Nowhere else in the world does a parade make a U-turn so people in the parade can see the parade and cheer each other on, especially in the early days when marchers had no idea what they might encounter along the parade route.

Times have changed, and the knowledge of history has gone with it.

In recent years, Festival and Parade organizers have found the U-turn to unnecessarily lengthen the time from step off to arrival at the end of the parade and did away with it so that when they first arrive at the correct street, marchers make the left turn and no longer see the other people in the parade to cheer them on or see the whole parade themselves.

I was told by one of the people responsible for this erasure that since there were no spectators in the area where the parade passed itself, there was no reason to include it.

However, there were spectators. The marchers were the spectators.

Apparently, no research had been done beyond an empty observation.

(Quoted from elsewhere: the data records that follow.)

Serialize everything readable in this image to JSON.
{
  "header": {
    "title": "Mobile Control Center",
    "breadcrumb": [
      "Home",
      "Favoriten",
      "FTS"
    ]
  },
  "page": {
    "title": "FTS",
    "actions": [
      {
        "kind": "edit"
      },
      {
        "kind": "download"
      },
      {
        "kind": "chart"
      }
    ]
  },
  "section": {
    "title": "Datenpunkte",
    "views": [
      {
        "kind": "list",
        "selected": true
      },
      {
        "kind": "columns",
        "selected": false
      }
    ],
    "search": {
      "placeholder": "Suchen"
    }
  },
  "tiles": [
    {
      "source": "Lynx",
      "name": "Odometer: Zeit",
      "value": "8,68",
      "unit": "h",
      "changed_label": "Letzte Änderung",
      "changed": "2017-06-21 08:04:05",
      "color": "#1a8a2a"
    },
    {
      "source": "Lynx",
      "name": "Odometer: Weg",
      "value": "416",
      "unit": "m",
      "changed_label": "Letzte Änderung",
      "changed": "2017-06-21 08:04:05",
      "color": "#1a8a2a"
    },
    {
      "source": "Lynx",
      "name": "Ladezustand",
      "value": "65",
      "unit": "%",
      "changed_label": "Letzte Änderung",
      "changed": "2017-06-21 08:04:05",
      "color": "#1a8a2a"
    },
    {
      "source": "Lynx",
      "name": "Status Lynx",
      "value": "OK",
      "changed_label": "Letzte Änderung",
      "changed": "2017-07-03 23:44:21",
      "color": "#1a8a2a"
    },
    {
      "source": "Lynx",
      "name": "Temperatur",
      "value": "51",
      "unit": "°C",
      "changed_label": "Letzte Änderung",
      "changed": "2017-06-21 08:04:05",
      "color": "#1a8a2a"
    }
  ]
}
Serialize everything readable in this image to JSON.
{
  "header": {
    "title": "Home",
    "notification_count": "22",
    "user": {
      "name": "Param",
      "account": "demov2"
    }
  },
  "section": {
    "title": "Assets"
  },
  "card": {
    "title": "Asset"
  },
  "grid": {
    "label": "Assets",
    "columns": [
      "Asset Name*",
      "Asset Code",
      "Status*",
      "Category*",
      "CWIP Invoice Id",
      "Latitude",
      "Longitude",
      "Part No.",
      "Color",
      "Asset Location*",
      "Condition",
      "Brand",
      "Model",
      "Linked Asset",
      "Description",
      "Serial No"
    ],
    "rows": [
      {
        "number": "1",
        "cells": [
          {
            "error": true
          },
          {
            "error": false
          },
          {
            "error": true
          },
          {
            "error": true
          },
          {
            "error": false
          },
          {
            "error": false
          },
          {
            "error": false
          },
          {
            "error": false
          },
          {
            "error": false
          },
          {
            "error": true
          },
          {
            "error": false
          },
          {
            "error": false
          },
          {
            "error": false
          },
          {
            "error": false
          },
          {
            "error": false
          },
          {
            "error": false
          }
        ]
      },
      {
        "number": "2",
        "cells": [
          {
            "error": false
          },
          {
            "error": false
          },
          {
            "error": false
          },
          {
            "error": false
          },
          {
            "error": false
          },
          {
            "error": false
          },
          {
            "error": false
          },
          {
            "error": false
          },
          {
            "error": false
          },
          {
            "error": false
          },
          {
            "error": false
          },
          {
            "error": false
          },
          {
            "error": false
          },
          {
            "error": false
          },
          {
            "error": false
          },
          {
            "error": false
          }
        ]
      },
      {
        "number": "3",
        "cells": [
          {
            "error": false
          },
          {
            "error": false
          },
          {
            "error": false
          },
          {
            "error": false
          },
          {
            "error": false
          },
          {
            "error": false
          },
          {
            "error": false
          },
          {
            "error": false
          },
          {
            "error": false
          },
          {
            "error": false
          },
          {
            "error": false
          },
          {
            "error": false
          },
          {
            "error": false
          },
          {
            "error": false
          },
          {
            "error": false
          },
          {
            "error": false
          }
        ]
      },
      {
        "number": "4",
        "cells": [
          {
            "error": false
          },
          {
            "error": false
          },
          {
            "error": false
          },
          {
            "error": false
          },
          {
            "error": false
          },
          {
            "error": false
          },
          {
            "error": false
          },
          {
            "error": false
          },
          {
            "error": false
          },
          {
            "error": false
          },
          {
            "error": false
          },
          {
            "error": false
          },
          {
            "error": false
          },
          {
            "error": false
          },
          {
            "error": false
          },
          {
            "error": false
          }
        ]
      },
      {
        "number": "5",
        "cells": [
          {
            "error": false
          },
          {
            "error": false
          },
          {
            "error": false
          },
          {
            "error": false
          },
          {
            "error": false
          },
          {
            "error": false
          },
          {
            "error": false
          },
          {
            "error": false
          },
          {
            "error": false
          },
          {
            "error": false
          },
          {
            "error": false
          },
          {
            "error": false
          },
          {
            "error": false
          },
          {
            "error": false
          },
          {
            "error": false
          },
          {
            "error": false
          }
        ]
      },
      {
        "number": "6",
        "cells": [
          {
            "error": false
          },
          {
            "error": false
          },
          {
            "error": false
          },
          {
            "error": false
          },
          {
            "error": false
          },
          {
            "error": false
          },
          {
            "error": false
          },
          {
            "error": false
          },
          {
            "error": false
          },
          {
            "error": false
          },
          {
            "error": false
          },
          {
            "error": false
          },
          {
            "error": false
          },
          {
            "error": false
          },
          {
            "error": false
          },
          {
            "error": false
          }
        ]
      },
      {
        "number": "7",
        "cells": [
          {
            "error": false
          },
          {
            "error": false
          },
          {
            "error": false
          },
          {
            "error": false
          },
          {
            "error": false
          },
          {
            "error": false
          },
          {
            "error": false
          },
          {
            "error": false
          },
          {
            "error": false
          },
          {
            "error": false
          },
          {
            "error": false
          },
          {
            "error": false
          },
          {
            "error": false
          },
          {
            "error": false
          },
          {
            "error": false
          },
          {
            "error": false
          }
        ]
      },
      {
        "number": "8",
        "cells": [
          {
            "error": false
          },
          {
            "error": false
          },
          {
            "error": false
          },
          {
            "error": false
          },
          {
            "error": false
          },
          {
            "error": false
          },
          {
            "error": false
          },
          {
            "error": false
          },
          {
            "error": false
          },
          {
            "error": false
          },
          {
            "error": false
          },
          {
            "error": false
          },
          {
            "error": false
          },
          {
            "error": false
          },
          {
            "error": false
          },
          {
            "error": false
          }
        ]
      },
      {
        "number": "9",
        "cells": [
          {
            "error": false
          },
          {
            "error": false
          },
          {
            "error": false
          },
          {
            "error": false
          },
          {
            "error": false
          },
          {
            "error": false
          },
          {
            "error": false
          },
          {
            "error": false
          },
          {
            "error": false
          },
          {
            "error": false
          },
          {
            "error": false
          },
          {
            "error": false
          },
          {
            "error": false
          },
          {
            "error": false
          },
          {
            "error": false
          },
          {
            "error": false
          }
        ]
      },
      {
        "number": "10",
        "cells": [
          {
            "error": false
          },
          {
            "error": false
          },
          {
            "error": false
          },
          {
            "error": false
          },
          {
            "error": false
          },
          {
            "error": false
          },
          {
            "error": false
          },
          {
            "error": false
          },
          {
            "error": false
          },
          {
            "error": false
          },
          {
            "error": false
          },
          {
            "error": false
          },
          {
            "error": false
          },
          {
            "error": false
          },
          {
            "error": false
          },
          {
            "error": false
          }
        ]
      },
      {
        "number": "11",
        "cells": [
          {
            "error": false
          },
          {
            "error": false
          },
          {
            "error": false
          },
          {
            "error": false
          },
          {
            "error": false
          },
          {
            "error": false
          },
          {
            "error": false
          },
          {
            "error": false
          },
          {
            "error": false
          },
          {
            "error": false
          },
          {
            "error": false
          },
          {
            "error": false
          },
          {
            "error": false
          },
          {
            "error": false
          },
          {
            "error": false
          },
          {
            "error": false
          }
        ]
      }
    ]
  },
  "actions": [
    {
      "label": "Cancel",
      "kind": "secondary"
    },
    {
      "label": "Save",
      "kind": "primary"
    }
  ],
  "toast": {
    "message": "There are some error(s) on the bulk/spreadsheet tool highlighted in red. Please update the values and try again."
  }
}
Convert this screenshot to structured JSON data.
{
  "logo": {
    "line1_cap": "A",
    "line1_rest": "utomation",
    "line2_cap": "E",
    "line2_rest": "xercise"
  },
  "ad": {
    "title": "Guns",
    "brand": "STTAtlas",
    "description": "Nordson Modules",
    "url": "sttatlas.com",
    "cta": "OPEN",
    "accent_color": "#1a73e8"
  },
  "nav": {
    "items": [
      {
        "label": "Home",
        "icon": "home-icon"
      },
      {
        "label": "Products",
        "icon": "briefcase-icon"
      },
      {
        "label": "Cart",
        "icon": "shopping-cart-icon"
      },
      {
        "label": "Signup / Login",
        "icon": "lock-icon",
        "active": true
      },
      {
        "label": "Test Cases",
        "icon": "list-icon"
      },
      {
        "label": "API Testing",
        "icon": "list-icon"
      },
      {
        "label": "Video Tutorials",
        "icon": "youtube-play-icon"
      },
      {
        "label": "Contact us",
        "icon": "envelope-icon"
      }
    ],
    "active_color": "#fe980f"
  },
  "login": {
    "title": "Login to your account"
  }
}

Something with a history, something that made the OKC Pride Parade unique in all the world, has been ended for convenience. The history of the first Parade with its actually being organized, its preparation to face the Klan, the possibility of arrest if someone found anything, no matter how innocuous, violated community standards, and the tribute to the history of the OKC Gay Community has been blindly removed.

There are two things about the old OKC Pride Parade that took your breath away as you marched.

The first was being able to actually see the parade while marching in it and cheering the other marchers and being cheered by them.

The other is the point on 39th Street entering the Gayborhood when, after marching pass the smattering of people along the way, upon cresting the final hill, there from that point until beyond the end of the parade are thousands of people crowded along the street. The experience is overwhelming for those in the parade for the first time, and still emotional for others no matter how many parades they have marched in.

So, for those to whom the history is lost, removed by those who do not see the significance both in its uniqueness and its true meaning, the connection to the people who gave those who removed the U-turn the rights they take for granted but for which the originators fought, and in some cases died before they could have what they fought for is broken.

Unfortunately, for future generations of the Gay Community coming along, the history and the people responsible for the U-turn is lost, and the Community culture and history become less.

The Gay Community erased a part of itself.